Là où l’éducation devrait enseigner à s’interroger et à juger les valeurs de la société dans laquelle elle se trouve, la science se contente de les décrire et s’abstient de juger la valeur de ce qu’elle observe. L’avantage de cette objectivité scientifique est qu’elle permet de développer un regard aiguisé et claire du monde dans lequel nous vivons. Elle permet de se prémunir contre toute idéologie qui serait fondée sur des postulats contestables. En revanche, cette objectivité peut rapidement sombrer dans l’objectivisme. Si la science a raison, alors pourquoi enseigner la méthode scientifique quand nous pouvons nous contenter d’en transmettre les résultats?
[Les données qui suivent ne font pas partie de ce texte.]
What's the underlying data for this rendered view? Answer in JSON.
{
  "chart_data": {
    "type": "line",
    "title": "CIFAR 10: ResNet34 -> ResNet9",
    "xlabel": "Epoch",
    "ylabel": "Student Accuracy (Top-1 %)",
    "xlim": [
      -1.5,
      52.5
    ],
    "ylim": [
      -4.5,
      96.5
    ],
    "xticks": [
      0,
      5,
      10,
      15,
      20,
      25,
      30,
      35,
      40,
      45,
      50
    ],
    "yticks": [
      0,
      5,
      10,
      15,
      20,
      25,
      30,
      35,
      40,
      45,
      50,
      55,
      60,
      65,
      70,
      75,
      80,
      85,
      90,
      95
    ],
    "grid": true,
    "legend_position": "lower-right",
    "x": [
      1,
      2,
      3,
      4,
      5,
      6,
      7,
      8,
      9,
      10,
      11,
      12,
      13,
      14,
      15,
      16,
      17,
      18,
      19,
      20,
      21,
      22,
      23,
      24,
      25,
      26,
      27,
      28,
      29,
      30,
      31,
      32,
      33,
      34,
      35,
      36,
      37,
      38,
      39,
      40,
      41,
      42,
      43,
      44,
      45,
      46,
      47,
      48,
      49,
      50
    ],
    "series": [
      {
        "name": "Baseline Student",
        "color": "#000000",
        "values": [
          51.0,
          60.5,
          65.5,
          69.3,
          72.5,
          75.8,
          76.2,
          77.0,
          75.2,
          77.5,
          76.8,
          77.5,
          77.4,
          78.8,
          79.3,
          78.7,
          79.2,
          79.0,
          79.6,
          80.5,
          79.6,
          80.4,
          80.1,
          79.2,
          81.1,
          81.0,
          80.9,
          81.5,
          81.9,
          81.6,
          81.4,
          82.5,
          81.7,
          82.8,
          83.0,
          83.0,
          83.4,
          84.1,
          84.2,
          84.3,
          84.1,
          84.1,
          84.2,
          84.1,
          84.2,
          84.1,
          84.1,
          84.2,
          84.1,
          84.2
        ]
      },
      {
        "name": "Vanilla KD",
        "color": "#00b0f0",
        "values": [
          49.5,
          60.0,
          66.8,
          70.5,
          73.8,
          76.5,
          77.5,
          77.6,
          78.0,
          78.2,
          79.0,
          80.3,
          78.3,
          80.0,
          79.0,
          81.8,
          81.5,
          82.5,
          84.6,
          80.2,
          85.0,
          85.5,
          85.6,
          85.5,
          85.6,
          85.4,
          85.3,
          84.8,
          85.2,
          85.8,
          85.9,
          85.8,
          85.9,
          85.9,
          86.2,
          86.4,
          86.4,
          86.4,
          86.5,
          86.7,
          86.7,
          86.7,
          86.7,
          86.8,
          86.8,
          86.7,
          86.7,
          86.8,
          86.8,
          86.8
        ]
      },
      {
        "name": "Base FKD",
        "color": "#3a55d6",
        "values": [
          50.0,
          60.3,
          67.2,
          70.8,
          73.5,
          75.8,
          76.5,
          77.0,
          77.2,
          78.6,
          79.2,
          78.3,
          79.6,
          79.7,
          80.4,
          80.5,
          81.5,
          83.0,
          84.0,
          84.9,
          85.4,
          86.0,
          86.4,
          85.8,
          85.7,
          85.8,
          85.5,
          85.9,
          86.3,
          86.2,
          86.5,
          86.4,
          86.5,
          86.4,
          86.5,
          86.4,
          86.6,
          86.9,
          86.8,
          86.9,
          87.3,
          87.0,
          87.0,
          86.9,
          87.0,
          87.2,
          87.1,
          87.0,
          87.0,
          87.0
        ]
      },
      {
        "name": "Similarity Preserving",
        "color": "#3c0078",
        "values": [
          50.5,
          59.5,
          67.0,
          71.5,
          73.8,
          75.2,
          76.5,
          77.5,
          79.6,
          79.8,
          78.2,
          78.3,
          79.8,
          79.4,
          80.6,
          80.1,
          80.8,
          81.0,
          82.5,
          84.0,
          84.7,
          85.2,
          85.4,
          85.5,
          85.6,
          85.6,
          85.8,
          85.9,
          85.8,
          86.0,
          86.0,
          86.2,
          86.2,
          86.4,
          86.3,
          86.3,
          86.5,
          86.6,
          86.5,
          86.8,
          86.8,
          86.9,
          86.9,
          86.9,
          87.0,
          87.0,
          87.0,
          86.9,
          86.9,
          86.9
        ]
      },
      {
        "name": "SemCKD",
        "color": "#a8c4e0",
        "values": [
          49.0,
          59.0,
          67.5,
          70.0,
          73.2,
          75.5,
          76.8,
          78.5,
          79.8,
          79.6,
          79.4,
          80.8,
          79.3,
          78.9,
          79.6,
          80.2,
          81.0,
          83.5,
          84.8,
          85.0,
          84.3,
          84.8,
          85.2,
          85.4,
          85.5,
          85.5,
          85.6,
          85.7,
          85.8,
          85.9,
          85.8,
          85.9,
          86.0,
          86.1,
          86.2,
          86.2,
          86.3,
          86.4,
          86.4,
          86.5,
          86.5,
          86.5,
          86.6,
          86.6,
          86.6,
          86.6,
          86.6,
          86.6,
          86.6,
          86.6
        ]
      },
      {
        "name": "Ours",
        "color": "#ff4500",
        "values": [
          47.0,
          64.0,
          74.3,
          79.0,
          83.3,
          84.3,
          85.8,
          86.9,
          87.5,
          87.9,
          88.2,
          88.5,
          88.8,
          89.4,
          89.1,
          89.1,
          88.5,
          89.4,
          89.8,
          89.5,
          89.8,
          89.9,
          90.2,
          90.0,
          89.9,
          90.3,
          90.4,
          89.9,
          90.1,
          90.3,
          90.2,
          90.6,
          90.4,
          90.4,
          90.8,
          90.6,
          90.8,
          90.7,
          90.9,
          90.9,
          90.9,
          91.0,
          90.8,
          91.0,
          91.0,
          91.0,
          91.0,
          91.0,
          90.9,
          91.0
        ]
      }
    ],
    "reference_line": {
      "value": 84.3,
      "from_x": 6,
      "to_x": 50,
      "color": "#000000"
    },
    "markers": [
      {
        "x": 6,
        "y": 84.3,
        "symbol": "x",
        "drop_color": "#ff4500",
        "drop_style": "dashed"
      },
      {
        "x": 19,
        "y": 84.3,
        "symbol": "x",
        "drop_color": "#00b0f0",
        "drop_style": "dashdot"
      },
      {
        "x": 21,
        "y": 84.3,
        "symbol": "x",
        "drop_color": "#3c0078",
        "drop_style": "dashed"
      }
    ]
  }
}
Un pareil raccourci fait plonger l’éducation dans les méandres du dogmatisme. Nous n’apprenons plus aux élèves à penser, nous leur apprenons une pensée. Nous risquons donc en réduisant l’éducation aux sciences éducatives de se méprendre sur la fonction de cette dernière et ainsi de glisser vers la pente anti-éducative de l’objectivisme. Les savoirs scientifiques, qu’ils soient enseignés ou mis au service de l’enseignement doivent toujours être considérés comme des moyens et jamais comme des fins en soi. Les faits scientifiques sont les combustibles capables d’alimenter la pensée. Ils ne doivent donc surtout pas être pris pour une cristallisation de cette pensée au risque de réduire l’éducation à un simple dressage.
Le mésusage des sciences de l’éducation fait courir un deuxième danger à notre enseignement contemporain. La science émet des valeurs fonctionnelles : si vous voulez telle fin, nous vous proposons tel moyen qui sera le meilleur. Une telle approche va avoir tendance à faire de l’efficacité la valeur par excellence. Nous tombons alors dans le piège de l’instrumentalité en renversant la hiérarchie des valeurs. Nous ne cherchons plus à mettre des moyens au service de fins désirables, nous faisons au contraire valoir les moyens pour eux-mêmes en nous désintéressant des fins que ces derniers peuvent servir. Un système éducatif est donc considéré comme bon si les enseignements qui y sont proposés sont efficaces. Un tel raisonnement mène à affirmer qu’il est équivalent de former un médecin ou un tortionnaire, tant que l’un et l’autre sont bien formés. Sommes-nous en train de repousser les limites de l’acceptable, de nous élever en « agitateurs professionnels, en professionnels du désordre »(3), en nous interrogeant sur le bon sens d’un tel système ? Ne serait-il pas raisonnable de se poser un instant et de se demander vers quel idéal de société nous aimerions nous diriger ? La formation compulsive d’exécutants, n’est-elle pas le symptôme d’une société qui se serait égarée sur le chemin de ses ambitions ? Ne faudrait-il pas interpréter cette prolifération comme un signal d’alerte ? Signal, nous invitant à réviser ou du moins à clarifier nos objectifs afin de pouvoir envisager une résolution en amont plutôt qu’une correction en aval. Peut-être qu’alors, il sera possible de mettre le savoir scientifique au service de ce qui nous semble bon plutôt que d’en faire un absolu et ainsi de le laisser aux mains d’un impensé...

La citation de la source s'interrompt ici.